Ex-NSA Researcher Claims That DLL-Style Attacks Work Just Fine On OS X

An anonymous reader writes Ex-NSA and NASA researcher Patrick Wardle claims to have developed a reliable technique of Shared Library replacement which renders Apple's OSX operating system just as vulnerable to exploitation as Windows has been (via its 'DLL' shared libraries) for years. Speaking at CanSecWest, Wardle explained that Apple's refusal to encrypt software downloads via its App Store allows an attacker on the same network to inject a malicious 'dylib' (shared library) without altering the hash of the legitimate-but-vulnerable software, thereby leaving the Developer ID signature intact. Wardle ran a crafted Python script on a typical Mac and discovered 150 dylib-dependent applications, including Apple's own Xcode developer environment — revealed last week by Edward Snowden to be a priority target for the NSA due to its ability to propagate compromised software.

HTTPS?

I tend to agree with Apple on this one; there shouldn't be any need for HTTPS as the contents of the packages aren't meant to be secret. If this researcher was successful in his attempts to replace the shared libraries in a dmg package the problem is that the installer isn't checking for the signature on the dmg, or individual signatures of files within.

tldr; so long as proper signatures are in place and handling is observed traffic interception is not a problem as it will be caught and the hijacked package discarded.

Note that proper signatures are more secure than HTTPS, as the trusted Root CA list is necessary for HTTPS to work, and who really thinks that Verisign or the like would turn down a request from the US Government?

Re:HTTPS?

[jeremyp]

Not even that. You can't do generalised virtual hosting with SSL.

The host header is just a header like any other so the server can't figure out which certificate to use to set up the encryption layer. It is possible to do it in a restricted set of circumstances with a wild card certificate that matches all of the virtual hosts.

Re:HTTPS?

[Cramer]

Newer SSL standards include a host hint in the client-hello. So, yes, virtual hosts do work with https. (and have for MANY years now.)

Re:Shouldn't that be sign?

[Jeremi]

don't the shared libs need to be signed.

I was under the impression that as of MacOS/X 10.9.x, all distributed shared libraries in your .app directory needed to be signed as well, or Gatekeeper would treat the app as if it was unsigned. (See the "Code Signing Changes in OS X Mavericks" subsection at this link)

Is the vulnerability described in the article applicable only to older versions of MacOS/X, or has the researcher found a way around that test?

Re:Shouldn't that be sign?

[Princeofcups]

Is the vulnerability described in the article applicable only to older versions of MacOS/X, or has the researcher found a way around that test?

Quoting the article: "It’s not a point-and-click exploit – the attacker will need to get on the same network as the target Mac, either through a breach or by sharing the same public Wi-Fi access point, and then inject a vulnerable but legitimate application and make some purely cosmetic changes to the appearance of the .dmg (virtual installer disk) file when mounted."

Sounds pretty theoretical at this point. I don't see the "reliable technique of Shared Library replacement" that the summary declares.

Paranoia intensifies

[MacDork]

XCode is pwned. Android Developer Tools are unsigned.
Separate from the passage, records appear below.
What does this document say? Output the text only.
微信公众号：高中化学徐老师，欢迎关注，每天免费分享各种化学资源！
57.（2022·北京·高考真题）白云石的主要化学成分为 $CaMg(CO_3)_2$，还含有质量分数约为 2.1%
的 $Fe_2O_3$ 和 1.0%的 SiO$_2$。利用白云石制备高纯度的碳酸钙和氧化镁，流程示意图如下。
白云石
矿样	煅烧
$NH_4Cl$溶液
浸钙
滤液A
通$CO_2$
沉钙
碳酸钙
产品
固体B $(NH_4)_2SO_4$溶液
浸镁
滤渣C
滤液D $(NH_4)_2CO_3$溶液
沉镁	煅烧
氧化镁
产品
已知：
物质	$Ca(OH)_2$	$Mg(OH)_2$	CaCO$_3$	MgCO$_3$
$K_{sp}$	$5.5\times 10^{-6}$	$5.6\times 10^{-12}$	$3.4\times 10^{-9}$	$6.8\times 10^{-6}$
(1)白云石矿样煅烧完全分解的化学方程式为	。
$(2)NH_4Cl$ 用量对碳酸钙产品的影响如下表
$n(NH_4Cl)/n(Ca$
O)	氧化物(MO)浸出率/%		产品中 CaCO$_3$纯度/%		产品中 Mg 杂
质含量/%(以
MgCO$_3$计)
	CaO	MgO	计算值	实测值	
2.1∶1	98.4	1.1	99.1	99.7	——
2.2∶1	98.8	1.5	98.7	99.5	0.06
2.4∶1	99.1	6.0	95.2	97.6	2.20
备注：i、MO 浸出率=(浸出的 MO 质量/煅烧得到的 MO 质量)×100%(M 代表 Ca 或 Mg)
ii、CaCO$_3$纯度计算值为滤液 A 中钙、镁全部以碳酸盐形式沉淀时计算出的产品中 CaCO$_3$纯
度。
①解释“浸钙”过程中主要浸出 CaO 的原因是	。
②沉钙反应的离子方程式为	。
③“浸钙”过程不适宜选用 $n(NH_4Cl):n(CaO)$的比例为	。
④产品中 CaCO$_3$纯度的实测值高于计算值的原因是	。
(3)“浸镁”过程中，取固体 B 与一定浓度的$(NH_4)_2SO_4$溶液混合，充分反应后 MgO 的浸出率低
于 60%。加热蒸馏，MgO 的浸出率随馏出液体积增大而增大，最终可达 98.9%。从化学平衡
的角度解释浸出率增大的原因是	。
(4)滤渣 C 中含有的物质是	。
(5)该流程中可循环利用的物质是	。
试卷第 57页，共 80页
The Android SDK and tools are unsigned. That makes me sad because I work with these tools. I can assume my systems are all pwned at this point and act accordingly...

Re:Shouldn't that be sign?

[phantomfive]

It's complicated. On iOS, the libs all need to be signed and encrypted (the executable portions are encrypted, the metadata is not; so you'd need more than just correct hashing). On OSX, they need to be signed if you enable that in your settings (I haven't checked if the executables from iTunes are encrypted). The researcher is not being very clear. Note for example that the article says, "Wardle is also expected to release following his talk source code for a scanner that discovers apps that are vulnerable to his attack." Note that he didn't say he would release his proof of concept. Any of us can write a Python script that searches for .dylibs.

So, there are several avenues for attack. One, you could replace a .dylib with one of your own. Secondly, you could append your own code to a .dylib. It's an old technique explained here. You can actually re-sign this and iOS will accept it and run it. Is this what the researcher is doing? He didn't explain.

He claims to have gotten around the need for signing. How did he do that? In his demo, will he merely disable the setting that requires signing? It's hard to know if he doesn't release his proof of concept.

I've looked through the mach-o .dylib loader code before, and it didn't feel tight at all. There is plenty of potential for an exploit, so I could believe he found one, but once again it's tough to believe this guy if he doesn't release his proof of concept.

The fact that the guy is talking more like a PR representative than a researcher makes him suspicious.

Re:Shouldn't that be sign?

[phantomfive]

It has undergone a LOT of changes in the name of security, so it may be a lot "tighter" than when you last looked at it, just a FYI.

It's not. They added signing etc, but the quality of the code is still like this. If anything, it's gotten worse in the past few years IMO, as a lot of their good programmers have left.